In INNOCENT HUSBANDS he’s married to the great Katherine Grant, in Mrs. Hardy termagant mode. She’s obsessively suspicious of her blameless spouse. Fate contrives to heap incriminating circumstances on the poor fish, really putting him through a lot of hell he doesn’t deserve, but the ending restores happiness and trust in a very McCarey way…

The film’s big idea is to combine two situations of compelling interest, the “Oh no! My wife!” bedroom farce and the mediumistic séance. Chase has to smuggles three people out of his bedroom while a spiritualist meeting sits in his living room, by disguising them as spooks. The contrivances involved to get us to this point are considerable, and almost too much — the key to this success is to make the contrivances themselves funny (as they never are in Ray Cooney type farces), playing up their absurdity or using them to point up character.
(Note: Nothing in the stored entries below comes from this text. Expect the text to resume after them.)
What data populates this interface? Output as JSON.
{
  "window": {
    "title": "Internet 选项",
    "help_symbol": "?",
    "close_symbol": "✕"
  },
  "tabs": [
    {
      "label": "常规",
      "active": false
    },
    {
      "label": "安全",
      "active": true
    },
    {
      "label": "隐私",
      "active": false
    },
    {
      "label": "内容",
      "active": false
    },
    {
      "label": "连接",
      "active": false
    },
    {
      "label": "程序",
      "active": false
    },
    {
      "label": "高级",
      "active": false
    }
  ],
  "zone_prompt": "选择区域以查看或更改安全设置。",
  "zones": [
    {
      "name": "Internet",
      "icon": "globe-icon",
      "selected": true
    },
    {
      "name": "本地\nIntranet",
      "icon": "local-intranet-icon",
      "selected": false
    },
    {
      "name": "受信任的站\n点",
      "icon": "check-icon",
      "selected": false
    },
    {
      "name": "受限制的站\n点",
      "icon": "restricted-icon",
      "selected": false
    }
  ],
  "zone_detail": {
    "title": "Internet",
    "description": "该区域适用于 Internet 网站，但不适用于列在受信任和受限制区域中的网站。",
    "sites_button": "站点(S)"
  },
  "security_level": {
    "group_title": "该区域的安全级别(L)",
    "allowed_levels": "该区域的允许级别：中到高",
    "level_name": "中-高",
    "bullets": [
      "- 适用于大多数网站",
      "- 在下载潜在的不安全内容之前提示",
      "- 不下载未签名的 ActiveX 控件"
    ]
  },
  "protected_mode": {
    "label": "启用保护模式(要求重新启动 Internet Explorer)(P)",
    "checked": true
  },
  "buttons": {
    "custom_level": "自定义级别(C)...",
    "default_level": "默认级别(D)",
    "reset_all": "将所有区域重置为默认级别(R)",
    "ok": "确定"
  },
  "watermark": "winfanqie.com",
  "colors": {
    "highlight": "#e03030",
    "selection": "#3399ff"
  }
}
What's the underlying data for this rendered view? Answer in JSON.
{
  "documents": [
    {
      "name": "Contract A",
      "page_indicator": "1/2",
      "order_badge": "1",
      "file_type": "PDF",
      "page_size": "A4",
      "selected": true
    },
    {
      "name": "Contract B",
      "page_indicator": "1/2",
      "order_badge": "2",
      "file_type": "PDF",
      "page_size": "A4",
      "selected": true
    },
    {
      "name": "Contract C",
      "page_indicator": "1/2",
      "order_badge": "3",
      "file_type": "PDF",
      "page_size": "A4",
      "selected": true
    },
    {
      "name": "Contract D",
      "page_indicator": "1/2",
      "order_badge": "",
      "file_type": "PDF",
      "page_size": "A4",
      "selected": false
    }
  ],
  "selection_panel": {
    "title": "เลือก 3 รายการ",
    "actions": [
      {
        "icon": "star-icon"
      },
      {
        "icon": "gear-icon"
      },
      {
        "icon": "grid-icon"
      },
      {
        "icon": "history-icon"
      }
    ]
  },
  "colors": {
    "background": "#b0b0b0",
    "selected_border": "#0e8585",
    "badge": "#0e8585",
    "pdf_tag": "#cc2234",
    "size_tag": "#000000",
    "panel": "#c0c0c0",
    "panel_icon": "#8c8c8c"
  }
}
At the end of the story, Chase catches Katherine in an innocent compromising position with a man, forcing a very McCareyesque compromise: she promises not to be suspicious of him if he won’t be suspicious of her. As in THE AWFUL TRUTH, a successful marriage is like a conjuror’s trick: undeniably marvelous, but don’t inspect it too closely.

 

Then, just as peace reigns, one of the forgotten “guests” Charley has been trying to get rid off, comes tiptoeing through the back of frame. Charley sees her and cringes. Katherine, embracing him, does not. And then the character, on the way to the door, gets caught on a piece of cloth and starts pulling an ornament off its tabletop… Charley sees this too, and cringes some more…

But Charley has a revolver (established earlier) and so fires a shot at random in perfect sync with the smashing of the ornament — and the house detective (established earlier) pops out of a chest, rubbing his wounded posterior.

Amazing stuff — the condensed plotting is on a par with the final minute of NORTH BY NORTHWEST. It boggles the mind that such tightly-plotted, inventive and funny stuff was put together, at speed, by serious alcoholics (McCarey, Chase, Grant too). But maybe working alcoholics need to have more discipline than the rest of us, just to be able to pull of their (farce-like) double lives. Maybe so.

4 Responses to “The Sunday Intertitle: the thrill of the Chase”

  1. bensondonald Says:

    DOG SHY has enough farce ideas for a feature or two. Dog-fearing Charley hides in a phone booth and finds a tearful heiress on the line (she’s being forced to marry a nobleman, of course). He vows to save her, sight unseen, and further dog-avoidance ends with him being mistaken for the heiress’s family’s new butler.

    At one point, Charley believes his orders are to bathe the nobleman. He tries charm, then gets tough. When that’s straightened out, he doesn’t fare much better with the intended bathee, a dog. Finally we have multiple conspiracies involving an imitation dog howl.

  2. Yes, that one’s excellent. And we are big fans of Buddy the dog, Hal Roach’s great canine star, who puts Teddy the Keystone Dog in the shade, despite being much smaller than him.

  3. An event of some excitement among American comedy buffs:

    It may well be different on your side of the pond (you had comprehensive sets of Laurel & Hardy, sound and silent, long before we did. And at present silent L&H is out of print). But here, this is the first DVD (and possibly the first home video of any format) of Chase’s early talkies.

  4. I’ve seen lots of these but not on official releases. Though I prefer Chase silent (whereas I prefer L&H talking), his talkies are still good fun.